2. Irony. A personal favorite. I love irony. I also, unfortunately, seem to have very limited patience for people with no sense or appreciation for irony. Are they not the dullest knives? Of irony, Garner writes:

“The use of words whose literal and figurative senses are opposites; that is, the difference between what seems to be said and what is meant. The chief weapon of satirists, irony subverts the reader’s expectations. (Garner, at 153.)

A couple of examples:

“I cannot say that I know much about the law, having been far more interested in justice.” – William Temple, the former Archbishop of Canterbury, speaking at the Inns of Court, as quoted in Lord Denning’s The Road to Justice 1 (1955).

“The only thing about the appeals which we can commend is the hardihood in supposing that they could possibly succeed.” – L. Hand, J., in US v. Minneci, 142 F.2d 428, 429 (2d Cir. 1944).

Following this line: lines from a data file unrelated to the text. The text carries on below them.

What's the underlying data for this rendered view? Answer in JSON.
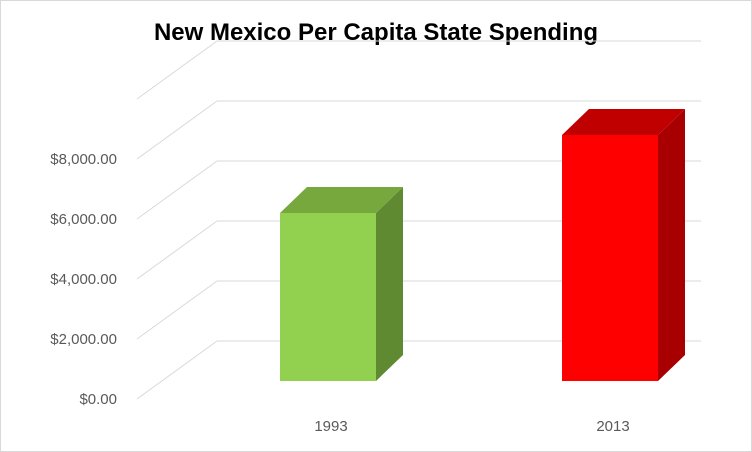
{
  "chart_data": {
    "type": "bar",
    "style": "3d-column",
    "title": "New Mexico Per Capita State Spending",
    "xlabel": "",
    "ylabel": "",
    "categories": [
      "1993",
      "2013"
    ],
    "values": [
      5600,
      8200
    ],
    "ylim": [
      0,
      10000
    ],
    "yticks": [
      0,
      2000,
      4000,
      6000,
      8000
    ],
    "ytick_labels": [
      "$0.00",
      "$2,000.00",
      "$4,000.00",
      "$6,000.00",
      "$8,000.00"
    ],
    "grid": true,
    "legend": "none",
    "colors": {
      "bars": [
        {
          "front": "#92d050",
          "side": "#5f8a32",
          "top": "#76a83e"
        },
        {
          "front": "#ff0000",
          "side": "#a80000",
          "top": "#c00000"
        }
      ],
      "grid": "#d9d9d9",
      "tick_text": "#595959"
    }
  }
}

3. Anastrophe. (Also known as hyperbaton.) “The inversion of the customary or logical order of words or phrases, especially for the sake of emphasis.” (Garner, at 157-58.) Here are three examples:

“Rules we must have.” – Jerome Frank, Courts on Trial 411 (1949).

“On the words you use, your client’s future may depend.” – Lord Denning, The Discipline of Law 5 (1979).

“Constitutional choices must be made; to all of us belongs the challenge of making them wisely.” – Laurence H. Tribe, Constitutional Choices vii (1985).

4. Alliteration.  Another personal favorite. Frankly, I probably overuse it. Alliteration is “[T]he noticeable or effective repetition of similar sounds, either in the vowels (assonance) or in the consonants (consonance).” (Garner, at 165.)

Here are a couple of good examples:

“The life of the law has not been logic; it has been experience.” – Oliver Wendell Holmes, The Common Law 5 (1881).

“A quarter century has wrought no revolution among the professional purveyors of pretentious poppycock . . .” Fred Rodell, Goodbye to Law Reviews–Revisited, 48 Va. L. Rev. 279, 286 (1962).

Should you attempt to incorporate alliteration, anastrophe, irony or metaphor into letters or briefs? That is more than a rhetorical question. The answer depends on whether you’re comfortable and confident that a particular figure works. Only use a figure if it seems to fit naturally. If you have to “shoe horn” it, it’s probably better left out.